Even the UK government and NASA have adopted the file sharing technology. The former uses it to distribute large data files and the latter to make super high-quality 2.9GB images of the Earth taken from space easily downloadable. This provides a slightly safer way of sending files than uploading all information to a hard drive and sending it through the post (one of the current methods of sharing large files).
On a more everyday level, many businesses are also starting to use torrenting to transfer documents because it offers security. The technique is becoming so common that VPN providers are ensuring that there are specific VPNs available for the use. While VPNs provide an additional layer of encryption onto traffic, this has historically had a negative impact on speed, which is essential for the higher download speeds. Ensuring a VPN is “Torrent Friendly” allows for quicker download speeds.
With the global increase in cybercrime and industrial espionage, companies need to ensure that their important costly data is well protected.
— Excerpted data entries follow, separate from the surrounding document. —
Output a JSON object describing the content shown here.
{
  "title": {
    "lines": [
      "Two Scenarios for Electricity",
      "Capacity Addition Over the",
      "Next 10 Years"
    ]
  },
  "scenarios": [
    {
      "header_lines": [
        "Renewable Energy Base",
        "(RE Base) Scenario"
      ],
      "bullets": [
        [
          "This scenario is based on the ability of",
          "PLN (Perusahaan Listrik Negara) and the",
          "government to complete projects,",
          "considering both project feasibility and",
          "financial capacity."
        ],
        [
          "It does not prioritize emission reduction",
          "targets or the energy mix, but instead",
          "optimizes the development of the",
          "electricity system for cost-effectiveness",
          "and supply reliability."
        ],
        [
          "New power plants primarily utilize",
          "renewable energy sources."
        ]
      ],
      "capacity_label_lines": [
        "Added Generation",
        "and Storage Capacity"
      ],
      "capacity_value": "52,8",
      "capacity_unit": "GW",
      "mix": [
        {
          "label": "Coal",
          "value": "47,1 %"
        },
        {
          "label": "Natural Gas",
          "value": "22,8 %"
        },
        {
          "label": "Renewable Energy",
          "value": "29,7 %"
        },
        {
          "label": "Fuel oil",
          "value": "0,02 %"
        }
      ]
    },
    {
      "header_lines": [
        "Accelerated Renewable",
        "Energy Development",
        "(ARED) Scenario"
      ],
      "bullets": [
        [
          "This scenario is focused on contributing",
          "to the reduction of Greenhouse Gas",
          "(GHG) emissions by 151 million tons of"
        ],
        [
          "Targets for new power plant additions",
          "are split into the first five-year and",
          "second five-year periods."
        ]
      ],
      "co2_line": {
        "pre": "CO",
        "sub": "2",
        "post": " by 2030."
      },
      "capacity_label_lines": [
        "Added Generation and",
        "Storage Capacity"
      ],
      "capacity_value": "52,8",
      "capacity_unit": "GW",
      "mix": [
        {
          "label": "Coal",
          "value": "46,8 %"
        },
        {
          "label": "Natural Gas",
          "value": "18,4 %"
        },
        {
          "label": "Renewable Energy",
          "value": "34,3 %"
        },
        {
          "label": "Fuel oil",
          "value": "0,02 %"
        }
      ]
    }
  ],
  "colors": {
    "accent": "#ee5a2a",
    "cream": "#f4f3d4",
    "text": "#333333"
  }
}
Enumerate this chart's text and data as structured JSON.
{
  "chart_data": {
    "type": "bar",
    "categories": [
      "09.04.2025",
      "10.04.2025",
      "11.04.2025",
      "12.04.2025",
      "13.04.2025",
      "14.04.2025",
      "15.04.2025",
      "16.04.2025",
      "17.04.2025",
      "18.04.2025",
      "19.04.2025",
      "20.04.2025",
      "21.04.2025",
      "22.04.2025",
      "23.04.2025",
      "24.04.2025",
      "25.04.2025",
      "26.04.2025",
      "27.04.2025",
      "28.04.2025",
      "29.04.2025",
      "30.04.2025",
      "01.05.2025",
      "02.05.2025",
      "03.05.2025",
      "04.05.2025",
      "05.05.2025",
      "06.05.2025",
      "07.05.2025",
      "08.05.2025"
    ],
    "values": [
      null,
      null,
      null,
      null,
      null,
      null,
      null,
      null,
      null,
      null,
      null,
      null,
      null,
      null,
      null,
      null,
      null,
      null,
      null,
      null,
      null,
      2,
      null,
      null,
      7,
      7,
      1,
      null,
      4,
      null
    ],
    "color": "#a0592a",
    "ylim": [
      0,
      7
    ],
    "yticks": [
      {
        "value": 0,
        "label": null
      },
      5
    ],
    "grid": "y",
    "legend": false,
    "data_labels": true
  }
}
With the cost of large files, proposals, and digital assets increasing, as well as the perceived value, companies don’t want to lose what they have. The increased value makes the files more of a target for hackers, and an evolutionary arms race is born between the measures of protection, and the back-doors that people find in software. By looking into multiple levels of protection, including firewalls, VPNs, anti-virus software, and even educating staff on physical protection, such as password strength, and not leaving a laptop unattended in a coffee shop, companies can ensure that their data is well secured.
While BitTorrent’s origins began with more wholesome endeavours, it was very quickly taken up for criminal/copyright intent, and while this sharing of illegal files still exists, the trend is increasingly more mainstream, and wholesome. So maybe now’s the time to stop thinking about BitTorrent as the online pirate’s friend and start seeing what it could do for you, all on the right side of the law.